Lurking within tent: Undercover cops in Occupy LA camp prior to raid

A Los Angeles police officer points his weapon to demonstrators in a tree as officers dismantle the Occupy LA encampment outside City Hall in Los Angeles November 30, 2011. (AFP Photo / Lucy Nicholson)
LA police used nearly a dozen undercover detectives to infiltrate the Occupy LA encampment in the weeks before Wednesday's raid to learn about plans of resistance and the location of any weapons that might be used against police.

An official, speaking on condition of anonymity, said none of the officers slept at the camp, but blended in with the protesters during the day. The undercover work yielded information that some protesters were preparing bamboo spears and other potentially dangerous weapons in preparation for an expected eviction by the LAPD.

Police have been using different techniques to disperse the Occupy Movement protesters all over the US. Some of the most violent include brutal dispersals, with tear gas, sound cannons (LRAD) and pepper spray used against peaceful protesters. Although undercover detectives are something of a novelty, the demonstrators have not been surprised by the revelation, calling it a "tantamount to 1950s McCarthyism," as cited by the City News Service.

Nearly 300 people were arrested Wednesday during the pre-dawn raid as 1,400 police officers, some in riot gear, moved in to dismantle the Occupy LA City Hall Camp.

The police stepped in after about half of some 500 tents remained in Los Angles after the Monday morning eviction deadline for the weeks-old encampment – one of the largest still remaining in the country. Officers in helmets and wielding batons and guns with rubber bullets converged on the park from all directions with military precision and began making arrests after several orders were given to for the protesters to leave.

In all, 46 of the 291 people arrested during the raid have been charged with misdemeanor crimes of failure to disperse from an unlawful assembly.
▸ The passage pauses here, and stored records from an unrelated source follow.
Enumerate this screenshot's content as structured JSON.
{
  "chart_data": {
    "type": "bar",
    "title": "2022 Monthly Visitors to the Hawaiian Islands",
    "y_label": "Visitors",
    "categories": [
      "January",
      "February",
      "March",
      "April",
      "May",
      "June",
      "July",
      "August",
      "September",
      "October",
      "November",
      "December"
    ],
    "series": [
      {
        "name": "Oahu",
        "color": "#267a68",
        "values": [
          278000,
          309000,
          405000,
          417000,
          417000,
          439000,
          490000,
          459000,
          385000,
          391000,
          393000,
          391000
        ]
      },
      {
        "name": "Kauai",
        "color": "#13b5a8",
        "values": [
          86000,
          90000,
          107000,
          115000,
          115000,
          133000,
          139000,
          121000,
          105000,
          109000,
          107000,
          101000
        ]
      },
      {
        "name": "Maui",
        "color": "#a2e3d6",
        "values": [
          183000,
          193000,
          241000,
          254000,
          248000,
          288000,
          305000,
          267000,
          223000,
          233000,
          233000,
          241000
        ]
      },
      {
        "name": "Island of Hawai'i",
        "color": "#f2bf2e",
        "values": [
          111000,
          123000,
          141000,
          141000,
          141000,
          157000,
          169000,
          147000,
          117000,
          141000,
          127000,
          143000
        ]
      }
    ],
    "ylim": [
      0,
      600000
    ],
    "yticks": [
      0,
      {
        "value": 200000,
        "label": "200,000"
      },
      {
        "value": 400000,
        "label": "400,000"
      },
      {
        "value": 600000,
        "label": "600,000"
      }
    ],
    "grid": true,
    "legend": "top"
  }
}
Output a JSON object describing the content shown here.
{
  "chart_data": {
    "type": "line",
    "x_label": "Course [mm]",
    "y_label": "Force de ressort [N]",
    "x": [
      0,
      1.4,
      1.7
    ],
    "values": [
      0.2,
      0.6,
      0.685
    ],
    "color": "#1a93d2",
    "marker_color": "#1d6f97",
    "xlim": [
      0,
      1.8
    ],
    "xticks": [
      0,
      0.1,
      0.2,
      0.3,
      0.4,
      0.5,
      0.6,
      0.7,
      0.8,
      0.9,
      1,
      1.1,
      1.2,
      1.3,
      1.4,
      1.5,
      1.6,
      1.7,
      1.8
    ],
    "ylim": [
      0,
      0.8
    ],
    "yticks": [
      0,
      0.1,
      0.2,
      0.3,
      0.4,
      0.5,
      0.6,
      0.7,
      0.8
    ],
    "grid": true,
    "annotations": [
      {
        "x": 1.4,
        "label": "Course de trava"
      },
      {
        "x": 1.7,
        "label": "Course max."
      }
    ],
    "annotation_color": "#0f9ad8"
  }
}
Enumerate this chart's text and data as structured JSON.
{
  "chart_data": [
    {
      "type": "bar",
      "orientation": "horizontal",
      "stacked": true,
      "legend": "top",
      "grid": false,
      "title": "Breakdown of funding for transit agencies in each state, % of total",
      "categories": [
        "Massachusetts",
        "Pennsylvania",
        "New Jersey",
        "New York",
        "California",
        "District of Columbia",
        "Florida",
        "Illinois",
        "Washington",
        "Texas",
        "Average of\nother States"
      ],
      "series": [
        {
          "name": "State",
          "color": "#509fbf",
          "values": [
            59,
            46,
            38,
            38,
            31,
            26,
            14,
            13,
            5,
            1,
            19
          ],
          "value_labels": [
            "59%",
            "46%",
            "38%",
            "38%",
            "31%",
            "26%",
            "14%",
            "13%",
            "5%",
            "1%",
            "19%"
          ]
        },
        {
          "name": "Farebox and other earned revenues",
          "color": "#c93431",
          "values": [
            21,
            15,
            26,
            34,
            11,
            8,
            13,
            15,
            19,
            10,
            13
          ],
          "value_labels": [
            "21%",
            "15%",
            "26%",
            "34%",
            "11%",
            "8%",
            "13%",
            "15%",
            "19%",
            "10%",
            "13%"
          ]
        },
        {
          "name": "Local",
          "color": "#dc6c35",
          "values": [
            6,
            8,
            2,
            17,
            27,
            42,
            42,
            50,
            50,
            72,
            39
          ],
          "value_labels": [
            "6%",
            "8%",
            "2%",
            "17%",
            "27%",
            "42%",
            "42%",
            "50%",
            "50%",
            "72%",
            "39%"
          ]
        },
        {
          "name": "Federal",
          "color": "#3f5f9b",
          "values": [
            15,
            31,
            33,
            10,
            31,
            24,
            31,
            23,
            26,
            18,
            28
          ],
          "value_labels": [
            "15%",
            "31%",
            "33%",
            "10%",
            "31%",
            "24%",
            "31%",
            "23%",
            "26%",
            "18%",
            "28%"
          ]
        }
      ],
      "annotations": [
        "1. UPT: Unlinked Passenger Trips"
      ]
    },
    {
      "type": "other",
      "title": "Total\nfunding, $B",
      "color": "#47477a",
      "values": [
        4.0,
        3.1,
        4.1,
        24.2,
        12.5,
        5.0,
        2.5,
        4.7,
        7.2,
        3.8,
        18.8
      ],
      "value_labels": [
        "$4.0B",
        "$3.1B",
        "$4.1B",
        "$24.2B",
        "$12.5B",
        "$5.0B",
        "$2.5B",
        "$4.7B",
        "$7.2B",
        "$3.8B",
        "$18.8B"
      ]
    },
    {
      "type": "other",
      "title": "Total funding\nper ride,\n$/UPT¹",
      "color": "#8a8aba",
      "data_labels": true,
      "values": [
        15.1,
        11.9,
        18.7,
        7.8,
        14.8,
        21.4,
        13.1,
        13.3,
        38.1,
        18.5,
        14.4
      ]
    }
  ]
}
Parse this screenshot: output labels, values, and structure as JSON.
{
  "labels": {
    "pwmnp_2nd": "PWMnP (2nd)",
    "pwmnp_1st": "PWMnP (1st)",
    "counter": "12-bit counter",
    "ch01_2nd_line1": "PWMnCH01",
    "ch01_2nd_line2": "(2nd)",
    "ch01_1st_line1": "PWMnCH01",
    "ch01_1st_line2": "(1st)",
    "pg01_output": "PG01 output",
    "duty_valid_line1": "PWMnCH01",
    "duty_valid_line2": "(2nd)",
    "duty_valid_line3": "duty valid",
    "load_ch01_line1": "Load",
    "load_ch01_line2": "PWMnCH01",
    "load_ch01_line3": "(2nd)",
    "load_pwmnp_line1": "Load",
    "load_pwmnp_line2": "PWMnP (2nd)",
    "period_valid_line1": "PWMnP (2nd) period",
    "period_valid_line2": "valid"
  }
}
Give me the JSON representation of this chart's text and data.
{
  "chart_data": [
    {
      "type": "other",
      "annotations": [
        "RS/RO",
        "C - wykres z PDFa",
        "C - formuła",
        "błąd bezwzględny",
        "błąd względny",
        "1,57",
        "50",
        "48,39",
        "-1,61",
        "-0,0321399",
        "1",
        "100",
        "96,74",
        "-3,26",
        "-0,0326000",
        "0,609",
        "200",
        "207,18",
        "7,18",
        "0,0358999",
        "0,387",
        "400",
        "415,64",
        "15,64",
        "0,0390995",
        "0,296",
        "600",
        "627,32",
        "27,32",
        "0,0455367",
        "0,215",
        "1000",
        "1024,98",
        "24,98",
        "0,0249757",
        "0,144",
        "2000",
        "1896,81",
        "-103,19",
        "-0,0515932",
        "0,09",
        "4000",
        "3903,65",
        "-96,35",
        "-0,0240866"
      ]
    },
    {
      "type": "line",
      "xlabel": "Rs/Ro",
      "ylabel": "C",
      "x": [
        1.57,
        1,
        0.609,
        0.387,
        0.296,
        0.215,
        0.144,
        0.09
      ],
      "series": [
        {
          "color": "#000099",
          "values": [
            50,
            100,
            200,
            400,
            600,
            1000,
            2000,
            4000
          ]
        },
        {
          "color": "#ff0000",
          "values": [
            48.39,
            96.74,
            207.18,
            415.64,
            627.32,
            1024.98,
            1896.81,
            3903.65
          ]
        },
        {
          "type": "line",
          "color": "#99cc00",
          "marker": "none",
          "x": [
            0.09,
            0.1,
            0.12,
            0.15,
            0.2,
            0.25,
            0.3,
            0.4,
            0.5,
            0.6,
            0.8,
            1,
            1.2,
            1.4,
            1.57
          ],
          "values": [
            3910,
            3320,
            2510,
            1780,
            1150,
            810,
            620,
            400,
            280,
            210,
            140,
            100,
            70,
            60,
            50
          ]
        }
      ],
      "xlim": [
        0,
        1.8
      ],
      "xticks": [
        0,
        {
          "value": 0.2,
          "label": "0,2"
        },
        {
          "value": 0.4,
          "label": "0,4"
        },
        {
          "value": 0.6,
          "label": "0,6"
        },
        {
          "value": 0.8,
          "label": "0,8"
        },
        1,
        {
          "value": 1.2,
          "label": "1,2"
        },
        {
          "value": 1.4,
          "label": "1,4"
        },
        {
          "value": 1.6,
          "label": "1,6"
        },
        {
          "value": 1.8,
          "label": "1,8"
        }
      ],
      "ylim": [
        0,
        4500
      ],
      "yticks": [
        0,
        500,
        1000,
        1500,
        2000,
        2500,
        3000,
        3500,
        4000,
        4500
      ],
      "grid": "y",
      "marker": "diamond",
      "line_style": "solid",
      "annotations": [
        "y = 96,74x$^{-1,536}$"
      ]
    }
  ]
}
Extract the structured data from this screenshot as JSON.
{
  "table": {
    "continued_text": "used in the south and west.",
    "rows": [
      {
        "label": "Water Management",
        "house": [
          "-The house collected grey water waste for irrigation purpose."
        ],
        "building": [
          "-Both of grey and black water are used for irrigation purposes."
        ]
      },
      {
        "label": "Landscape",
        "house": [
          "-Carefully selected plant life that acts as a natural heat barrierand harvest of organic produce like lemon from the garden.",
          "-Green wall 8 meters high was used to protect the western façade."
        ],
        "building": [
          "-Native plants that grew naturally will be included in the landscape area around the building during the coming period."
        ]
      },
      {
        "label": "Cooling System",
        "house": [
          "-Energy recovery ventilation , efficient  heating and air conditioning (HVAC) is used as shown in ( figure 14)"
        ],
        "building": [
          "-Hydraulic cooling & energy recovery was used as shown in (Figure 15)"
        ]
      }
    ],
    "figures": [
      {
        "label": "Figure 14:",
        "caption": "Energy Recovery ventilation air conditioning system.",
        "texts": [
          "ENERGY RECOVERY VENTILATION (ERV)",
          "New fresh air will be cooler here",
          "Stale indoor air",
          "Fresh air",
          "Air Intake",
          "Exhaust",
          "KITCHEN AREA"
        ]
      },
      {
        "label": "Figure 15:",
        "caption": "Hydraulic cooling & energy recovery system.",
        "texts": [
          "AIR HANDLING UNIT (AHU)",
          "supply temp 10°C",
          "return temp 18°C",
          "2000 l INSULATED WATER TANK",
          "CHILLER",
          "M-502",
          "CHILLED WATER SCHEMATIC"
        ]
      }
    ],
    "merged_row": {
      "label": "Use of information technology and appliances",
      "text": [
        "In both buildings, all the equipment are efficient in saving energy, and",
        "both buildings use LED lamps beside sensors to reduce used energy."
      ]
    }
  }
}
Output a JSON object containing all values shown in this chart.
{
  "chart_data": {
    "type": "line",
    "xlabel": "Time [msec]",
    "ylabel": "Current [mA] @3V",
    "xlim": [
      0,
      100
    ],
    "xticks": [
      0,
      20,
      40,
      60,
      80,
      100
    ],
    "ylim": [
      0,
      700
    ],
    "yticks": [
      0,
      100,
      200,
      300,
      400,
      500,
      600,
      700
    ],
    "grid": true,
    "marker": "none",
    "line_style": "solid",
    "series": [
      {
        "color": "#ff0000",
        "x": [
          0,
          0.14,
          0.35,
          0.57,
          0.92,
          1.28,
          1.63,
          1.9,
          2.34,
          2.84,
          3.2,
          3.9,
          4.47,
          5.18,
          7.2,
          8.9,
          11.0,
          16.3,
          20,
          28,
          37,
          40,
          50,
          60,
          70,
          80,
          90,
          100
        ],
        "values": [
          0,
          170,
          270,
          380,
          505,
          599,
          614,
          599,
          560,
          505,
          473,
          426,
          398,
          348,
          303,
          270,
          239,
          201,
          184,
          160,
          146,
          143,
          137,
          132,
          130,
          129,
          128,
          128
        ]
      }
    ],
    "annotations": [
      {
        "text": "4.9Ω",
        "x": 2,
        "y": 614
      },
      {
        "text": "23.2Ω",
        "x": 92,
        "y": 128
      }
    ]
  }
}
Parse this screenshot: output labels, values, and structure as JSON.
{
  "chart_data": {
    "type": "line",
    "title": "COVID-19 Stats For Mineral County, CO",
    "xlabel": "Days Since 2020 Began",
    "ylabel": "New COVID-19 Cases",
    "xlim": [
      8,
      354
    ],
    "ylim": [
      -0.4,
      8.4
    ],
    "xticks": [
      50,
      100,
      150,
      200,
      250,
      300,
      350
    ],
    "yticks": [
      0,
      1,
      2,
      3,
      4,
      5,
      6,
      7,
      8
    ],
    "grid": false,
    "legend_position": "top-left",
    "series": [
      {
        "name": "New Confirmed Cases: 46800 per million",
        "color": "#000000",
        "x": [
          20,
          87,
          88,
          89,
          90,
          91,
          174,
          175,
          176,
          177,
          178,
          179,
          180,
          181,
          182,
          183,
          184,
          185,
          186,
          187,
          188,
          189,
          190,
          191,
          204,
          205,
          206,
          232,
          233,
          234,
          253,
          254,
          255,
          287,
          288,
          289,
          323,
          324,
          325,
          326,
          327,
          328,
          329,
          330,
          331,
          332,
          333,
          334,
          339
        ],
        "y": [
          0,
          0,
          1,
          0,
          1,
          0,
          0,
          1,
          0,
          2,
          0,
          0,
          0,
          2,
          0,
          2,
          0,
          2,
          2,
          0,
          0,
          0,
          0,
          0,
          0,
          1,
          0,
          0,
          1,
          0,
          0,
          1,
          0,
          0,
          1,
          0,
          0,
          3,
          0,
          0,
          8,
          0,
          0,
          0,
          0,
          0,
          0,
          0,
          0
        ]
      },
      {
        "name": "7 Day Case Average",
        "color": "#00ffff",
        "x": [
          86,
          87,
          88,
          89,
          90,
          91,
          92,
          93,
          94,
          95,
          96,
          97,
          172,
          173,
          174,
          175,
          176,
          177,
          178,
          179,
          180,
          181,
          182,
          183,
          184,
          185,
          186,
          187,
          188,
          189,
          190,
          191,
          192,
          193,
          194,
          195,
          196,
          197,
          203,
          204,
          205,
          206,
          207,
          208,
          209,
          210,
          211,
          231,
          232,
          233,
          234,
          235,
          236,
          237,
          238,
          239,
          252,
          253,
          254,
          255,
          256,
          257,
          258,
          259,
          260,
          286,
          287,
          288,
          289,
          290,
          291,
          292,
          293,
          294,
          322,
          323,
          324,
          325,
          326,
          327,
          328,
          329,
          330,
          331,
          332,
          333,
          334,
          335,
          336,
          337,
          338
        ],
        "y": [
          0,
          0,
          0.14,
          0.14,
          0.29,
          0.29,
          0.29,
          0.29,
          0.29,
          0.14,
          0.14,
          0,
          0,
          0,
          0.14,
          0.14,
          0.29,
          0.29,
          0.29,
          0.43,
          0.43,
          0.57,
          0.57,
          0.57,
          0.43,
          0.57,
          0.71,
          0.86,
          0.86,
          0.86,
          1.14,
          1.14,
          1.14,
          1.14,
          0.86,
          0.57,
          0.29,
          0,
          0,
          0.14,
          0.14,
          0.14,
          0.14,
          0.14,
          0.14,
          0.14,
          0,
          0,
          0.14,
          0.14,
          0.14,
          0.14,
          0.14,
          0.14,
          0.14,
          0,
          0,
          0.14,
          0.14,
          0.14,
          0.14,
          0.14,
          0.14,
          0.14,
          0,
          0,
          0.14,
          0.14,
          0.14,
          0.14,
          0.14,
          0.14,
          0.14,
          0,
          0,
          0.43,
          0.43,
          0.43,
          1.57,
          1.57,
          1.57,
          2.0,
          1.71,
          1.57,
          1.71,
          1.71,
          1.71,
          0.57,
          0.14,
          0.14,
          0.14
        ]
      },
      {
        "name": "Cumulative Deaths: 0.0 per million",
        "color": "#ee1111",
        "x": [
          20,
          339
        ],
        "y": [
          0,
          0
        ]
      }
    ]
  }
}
Some also were charged with resisting arrest.Fifty-eight posted bail or have been released by police, an additional 187 protesters were released without bail and without being charged, as they had no prior criminal records.

Los Angeles Police Chief Charlie Beck praised the officers and the protesters for their restraint and the peaceful way the eviction was carried out.

Meanwhile, police officials are downplaying the significance of the undercover work, saying Occupy meetings were public and information about their plans was easily attainable.

The movement against economic disparity and perceived corporate greed began with Occupy Wall Street in Manhattan two months ago, and police have removed Occupy demonstrators in other cities, such as Boston, Seattle, Philadelphia, Oakland, Portland, Tampa and Washington DC.